Software-Defined Networking and Virtualisation

The infrastructure layer is also migrating toward SDN (Software-Defined Networking) and NFV (Network Function Virtualisation). This allows network functions that previously required dedicated hardware, such as firewalls, load balancers, and WAN optimisers, to run as software on standard servers. For enterprises, this translates into faster provisioning and more flexible service configurations.

 

Key Takeaways

The three-layer telecom network structure (access, core, and infrastructure) shapes enterprise connectivity performance, including leased line quality and MPLS VPN reliability. Understanding network infrastructure helps enterprises evaluate connectivity providers more effectively and negotiate stronger service-level agreements.

 

Airtel Business operates across all three ecosystem layers and maintains an extensive global connectivity infrastructure. As a telecom service provider, it offers diverse routing options designed to support resilient enterprise connectivity.

FAQs

  • The three layers are access (last-mile connections to users), core (traffic routing and authentication backbone), and infrastructure (towers, fibre, data centres). Together, they form the full network stack that every telecom service provider operates across.

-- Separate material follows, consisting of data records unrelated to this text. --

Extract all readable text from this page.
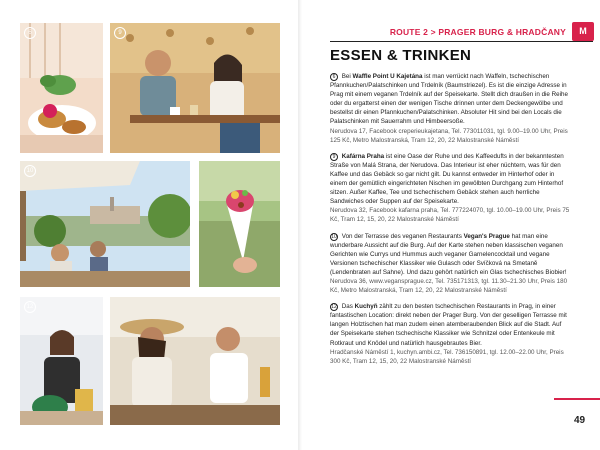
6	9
10
12
ROUTE 2 > PRAGER BURG & HRADČANY	M
ESSEN & TRINKEN

6 Bei Waffle Point U Kajetána ist man verrückt nach Waffeln, tschechischen Pfannkuchen/Palatschinken und Trdelník (Baumstriezel). Es ist die einzige Adresse in Prag mit einem veganen Trdelník auf der Speisekarte. Stellt dich draußen in die Reihe oder du ergatterst einen der wenigen Tische drinnen unter dem Deckengewölbe und bestellst dir einen Pfannkuchen/Palatschinken. Absoluter Hit sind bei den Locals die Palatschinken mit Sauerrahm und Himbeersoße.

Nerudova 17, Facebook creperieukajetana, Tel. 773011031, tgl. 9.00–19.00 Uhr, Preis 125 Kč, Metro Malostranská, Tram 12, 20, 22 Malostranské Náměstí

9 Kafárna Praha ist eine Oase der Ruhe und des Kaffeedufts in der bekanntesten Straße von Malá Strana, der Nerudova. Das Interieur ist eher nüchtern, was für den Kaffee und das Gebäck so gar nicht gilt. Du kannst entweder im Hinterhof oder in einem der gemütlich eingerichteten Nischen im gewölbten Durchgang zum Hinterhof sitzen. Außer Kaffee, Tee und tschechischem Gebäck stehen auch herrliche Sandwiches oder Suppen auf der Speisekarte.

Nerudova 32, Facebook kafarna praha, Tel. 777224070, tgl. 10.00–19.00 Uhr, Preis 75 Kč, Tram 12, 15, 20, 22 Malostranské Náměstí

10 Von der Terrasse des veganen Restaurants Vegan's Prague hat man eine wunderbare Aussicht auf die Burg. Auf der Karte stehen neben klassischen veganen Gerichten wie Currys und Hummus auch veganer Garnelencocktail und vegane Versionen tschechischer Klassiker wie Gulasch oder Svíčková na Smetaně (Lendenbraten auf Sahne). Und dazu gehört natürlich ein Glas tschechisches Biobier!

Nerudova 36, www.vegansprague.cz, Tel. 735171313, tgl. 11.30–21.30 Uhr, Preis 180 Kč, Metro Malostranská, Tram 12, 20, 22 Malostranské Náměstí

12 Das Kuchyň zählt zu den besten tschechischen Restaurants in Prag, in einer fantastischen Location: direkt neben der Prager Burg. Von der geselligen Terrasse mit langen Holztischen hat man zudem einen atemberaubenden Blick auf die Stadt. Auf der Speisekarte stehen tschechische Klassiker wie Schnitzel oder Entenkeule mit Rotkraut und Knödel und natürlich hausgebrautes Bier.

Hradčanské Náměstí 1, kuchyn.ambi.cz, Tel. 736150891, tgl. 12.00–22.00 Uhr, Preis 300 Kč, Tram 12, 15, 20, 22 Malostranské Náměstí

49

  • Telecom carriers in India operate over 840,000 telecom towers as of 2025, supporting millions of base transceiver stations. However, only about 35% of towers are fibre-connected, according to TRAI, which can impact network capacity and service quality.

  • IP-I (Infrastructure Provider Category-I) is a DoT registration allowing entities to build and lease passive infrastructure to licensed operators. This sharing model has operated since 2000 across India.

  • Fronthaul connects radio units to baseband/distributed units with a latency under 25 microseconds for 5G. Backhaul connects base stations to the core network with moderate latency requirements. Both use fibre as the preferred medium.

  • The core network handles authentication, traffic routing, and QoS policy enforcement. As telecom carriers in India migrate to 5G-ready, cloud-native cores, enterprise services like MPLS VPNs and SD-WAN gain better SLA performance.